"The city's a flood and our love turns to rust
We're beaten and blown by the wind, trampled in dust
I show you a place high on a desert plain
Where the streets have no name"
U2 - Where the Streets Have No Name
Jeph Jacques did something very interesting a few days ago over at Questionable Content. He skipped time. Noteworthy first because webcomics tend to dip rather more often in the other direction, dedicating dozens upon dozens of pages to each day in the characters' lives, and second because after three thousand pages QC's cast has grown so large that a few months of Faye's life could easily have passed while the audience catches up with everyone else. That little montage seems not only a very conscious choice but a somewhat gutsy one, and to me achieves more than the author might have intended it to.
QC's a daily comic. Relatively light on plot, heavy on banter and fart jokes and relying on relationship drama for instantly accessible intrigue. Also robots. It's not particularly dark... okay, not compared to some of the other stuff I like anyway. Suffice it to say that one of the main characters, Faye, a barista who also happens to sculpt metal, has gone through a rough patch. The audience sees the conflict, sees her start a new job working with robots and then...
Time Goes By
The story then continues the way its author wants it to, for however long he wants it to. However, I was intrigued by the experience of reading that page, alone, as the end of a line segment. We see Faye moving on or drudging on, getting snarkier or more bitter. She's doing a good job, doing well, isn't she? Isn't she? Her appearance changes, becoming rougher, tougher, condensing, purifying, becoming more fully her pugnacious, torn persona. My guess is that the author intends this passed time as a period of recuperation for Faye. She's a bit more calm. She's dealin'.

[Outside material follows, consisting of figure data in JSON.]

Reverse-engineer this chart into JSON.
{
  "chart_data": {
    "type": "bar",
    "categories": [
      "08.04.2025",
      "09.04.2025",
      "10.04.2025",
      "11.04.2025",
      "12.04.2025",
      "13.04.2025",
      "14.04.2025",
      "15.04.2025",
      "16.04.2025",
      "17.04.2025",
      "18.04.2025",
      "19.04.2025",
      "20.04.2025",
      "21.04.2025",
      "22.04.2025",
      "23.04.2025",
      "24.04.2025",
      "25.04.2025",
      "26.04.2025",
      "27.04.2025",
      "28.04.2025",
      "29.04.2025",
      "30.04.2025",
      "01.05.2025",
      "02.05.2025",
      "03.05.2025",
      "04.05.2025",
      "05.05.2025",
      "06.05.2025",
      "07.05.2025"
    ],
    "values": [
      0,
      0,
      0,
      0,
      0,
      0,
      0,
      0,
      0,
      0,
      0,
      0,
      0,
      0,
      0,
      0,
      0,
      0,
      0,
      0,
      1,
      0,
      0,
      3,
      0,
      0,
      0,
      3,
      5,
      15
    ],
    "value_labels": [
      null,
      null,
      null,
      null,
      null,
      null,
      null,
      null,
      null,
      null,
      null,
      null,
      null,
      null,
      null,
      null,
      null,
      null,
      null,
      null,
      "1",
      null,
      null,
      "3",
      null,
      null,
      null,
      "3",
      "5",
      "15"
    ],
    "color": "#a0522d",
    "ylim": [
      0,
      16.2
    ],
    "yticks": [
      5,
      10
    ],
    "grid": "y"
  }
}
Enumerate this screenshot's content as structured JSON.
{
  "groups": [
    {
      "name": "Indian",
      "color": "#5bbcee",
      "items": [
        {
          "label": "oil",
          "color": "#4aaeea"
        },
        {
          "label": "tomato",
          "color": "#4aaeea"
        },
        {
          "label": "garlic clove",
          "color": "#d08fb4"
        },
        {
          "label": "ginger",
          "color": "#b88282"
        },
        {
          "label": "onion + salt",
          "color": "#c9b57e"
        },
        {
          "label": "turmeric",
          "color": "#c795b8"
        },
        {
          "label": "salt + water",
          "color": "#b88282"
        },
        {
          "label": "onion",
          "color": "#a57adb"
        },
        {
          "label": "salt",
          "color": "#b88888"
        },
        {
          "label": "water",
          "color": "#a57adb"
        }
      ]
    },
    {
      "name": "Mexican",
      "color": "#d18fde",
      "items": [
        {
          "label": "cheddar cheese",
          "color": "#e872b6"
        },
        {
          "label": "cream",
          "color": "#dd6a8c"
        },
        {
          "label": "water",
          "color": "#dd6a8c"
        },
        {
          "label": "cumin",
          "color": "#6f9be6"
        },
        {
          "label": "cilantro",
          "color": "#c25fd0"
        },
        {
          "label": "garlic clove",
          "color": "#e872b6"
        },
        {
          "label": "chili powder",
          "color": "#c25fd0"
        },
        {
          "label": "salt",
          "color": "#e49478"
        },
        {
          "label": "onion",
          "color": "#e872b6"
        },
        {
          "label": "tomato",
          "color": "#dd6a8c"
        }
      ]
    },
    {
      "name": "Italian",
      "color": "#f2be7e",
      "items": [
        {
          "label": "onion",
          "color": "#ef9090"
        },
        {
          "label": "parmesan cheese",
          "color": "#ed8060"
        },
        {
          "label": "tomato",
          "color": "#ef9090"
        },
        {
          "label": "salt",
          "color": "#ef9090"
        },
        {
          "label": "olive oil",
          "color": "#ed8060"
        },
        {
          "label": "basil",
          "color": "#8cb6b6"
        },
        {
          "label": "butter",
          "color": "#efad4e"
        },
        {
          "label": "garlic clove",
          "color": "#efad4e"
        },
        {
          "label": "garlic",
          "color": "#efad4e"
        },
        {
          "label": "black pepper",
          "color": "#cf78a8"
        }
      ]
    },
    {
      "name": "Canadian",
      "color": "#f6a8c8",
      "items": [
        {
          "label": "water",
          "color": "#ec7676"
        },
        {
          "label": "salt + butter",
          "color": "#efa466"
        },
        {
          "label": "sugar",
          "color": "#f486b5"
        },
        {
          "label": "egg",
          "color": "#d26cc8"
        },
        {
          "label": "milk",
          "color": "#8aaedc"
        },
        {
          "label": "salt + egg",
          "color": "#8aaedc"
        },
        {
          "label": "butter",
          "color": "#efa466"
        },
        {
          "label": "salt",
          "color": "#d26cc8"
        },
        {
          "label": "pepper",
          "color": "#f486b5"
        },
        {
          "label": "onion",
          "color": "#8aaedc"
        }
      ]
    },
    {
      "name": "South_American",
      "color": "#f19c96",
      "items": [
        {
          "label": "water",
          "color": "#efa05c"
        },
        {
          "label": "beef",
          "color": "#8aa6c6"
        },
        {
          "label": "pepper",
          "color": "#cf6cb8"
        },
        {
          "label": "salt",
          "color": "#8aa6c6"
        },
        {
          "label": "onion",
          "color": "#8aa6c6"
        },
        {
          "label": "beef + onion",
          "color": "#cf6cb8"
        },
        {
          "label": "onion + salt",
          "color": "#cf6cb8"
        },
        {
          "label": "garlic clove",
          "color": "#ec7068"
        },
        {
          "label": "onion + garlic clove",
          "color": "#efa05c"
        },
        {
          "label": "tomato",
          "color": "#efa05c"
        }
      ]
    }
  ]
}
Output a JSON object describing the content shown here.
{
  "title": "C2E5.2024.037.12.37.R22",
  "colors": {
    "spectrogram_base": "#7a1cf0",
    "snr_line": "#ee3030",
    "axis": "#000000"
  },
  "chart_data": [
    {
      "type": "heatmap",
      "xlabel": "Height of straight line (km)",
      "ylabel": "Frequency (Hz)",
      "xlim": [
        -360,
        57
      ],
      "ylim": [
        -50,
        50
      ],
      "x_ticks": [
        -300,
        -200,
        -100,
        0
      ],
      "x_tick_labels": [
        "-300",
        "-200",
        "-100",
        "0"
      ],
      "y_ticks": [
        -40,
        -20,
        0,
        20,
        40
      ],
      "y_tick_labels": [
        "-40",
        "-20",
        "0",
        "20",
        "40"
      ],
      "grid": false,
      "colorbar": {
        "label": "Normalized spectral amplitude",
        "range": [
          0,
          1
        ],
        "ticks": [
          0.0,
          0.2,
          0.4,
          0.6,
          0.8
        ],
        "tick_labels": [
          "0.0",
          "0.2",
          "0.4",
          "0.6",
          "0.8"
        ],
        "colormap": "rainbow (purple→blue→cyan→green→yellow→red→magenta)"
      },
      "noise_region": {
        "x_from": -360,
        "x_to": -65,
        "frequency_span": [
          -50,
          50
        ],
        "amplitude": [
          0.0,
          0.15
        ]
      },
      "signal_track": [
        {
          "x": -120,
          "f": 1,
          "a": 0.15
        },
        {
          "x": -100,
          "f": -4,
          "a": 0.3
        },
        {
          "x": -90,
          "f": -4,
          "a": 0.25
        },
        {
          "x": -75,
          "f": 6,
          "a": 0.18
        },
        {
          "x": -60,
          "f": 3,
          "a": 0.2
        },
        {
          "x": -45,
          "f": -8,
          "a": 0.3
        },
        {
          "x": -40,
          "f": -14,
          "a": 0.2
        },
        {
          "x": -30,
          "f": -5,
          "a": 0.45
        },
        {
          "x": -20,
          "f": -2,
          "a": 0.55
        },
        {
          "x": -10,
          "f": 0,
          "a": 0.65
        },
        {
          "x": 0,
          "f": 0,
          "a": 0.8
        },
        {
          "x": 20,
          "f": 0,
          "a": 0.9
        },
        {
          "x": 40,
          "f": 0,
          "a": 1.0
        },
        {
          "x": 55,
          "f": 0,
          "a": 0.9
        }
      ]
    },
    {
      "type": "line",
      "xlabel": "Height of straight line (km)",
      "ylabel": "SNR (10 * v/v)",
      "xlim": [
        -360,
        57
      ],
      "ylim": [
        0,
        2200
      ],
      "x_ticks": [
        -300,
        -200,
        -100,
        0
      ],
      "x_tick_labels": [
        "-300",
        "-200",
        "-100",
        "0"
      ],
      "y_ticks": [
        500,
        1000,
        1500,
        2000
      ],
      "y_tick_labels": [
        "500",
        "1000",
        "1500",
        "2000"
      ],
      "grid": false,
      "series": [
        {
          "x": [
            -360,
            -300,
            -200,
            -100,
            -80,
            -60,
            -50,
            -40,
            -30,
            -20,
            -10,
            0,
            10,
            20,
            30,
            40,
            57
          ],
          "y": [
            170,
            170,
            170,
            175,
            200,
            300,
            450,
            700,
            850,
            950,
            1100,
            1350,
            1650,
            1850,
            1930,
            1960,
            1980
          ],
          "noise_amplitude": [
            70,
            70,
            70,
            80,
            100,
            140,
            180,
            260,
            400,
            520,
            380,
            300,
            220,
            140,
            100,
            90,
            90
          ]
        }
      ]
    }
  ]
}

But if I were writing things from that point, she would not. There's a quantum divergence here, a truer to life alternate universe in which time goes by but wounds don't heal, only scar. I see Faye retreating, settling, forgetting, digging in, defeated, forgotten, in the warehouse full of robots. Work goes well at first, then compresses her life into the slow grind of commonality. After a while she just moves in. Why commute? The rest of the cast pairs up, moves on, moves out, moves past her. The robots come and go one by one but she remains, a more solid fixture than they, in the crumbling warehouse until the bulldozers push her out. There we have Faye, years and not months afterwards, wandering off, reeking of machine oil, a few hairs grayer than the dust on her clothes. So, after so long, she lets her feet stumble her into the nearest bar. Maybe Bubbles the robot is there every step, stalking grandiosely after Faye, observing impassively.
It's probably a good thing I'm not writing QC. Then again, if I did it would've never made it to thirty pages much less three thousand. I'm not even a hack - I aspire to hackdom, and not very decisively at that. Still I do like the array of possibilities opened up by that one page in that precise spot in the story, the way it sets a long-time reader's mind racing to keep up with imagined plots. Lyricism is often in the eye of the beholder.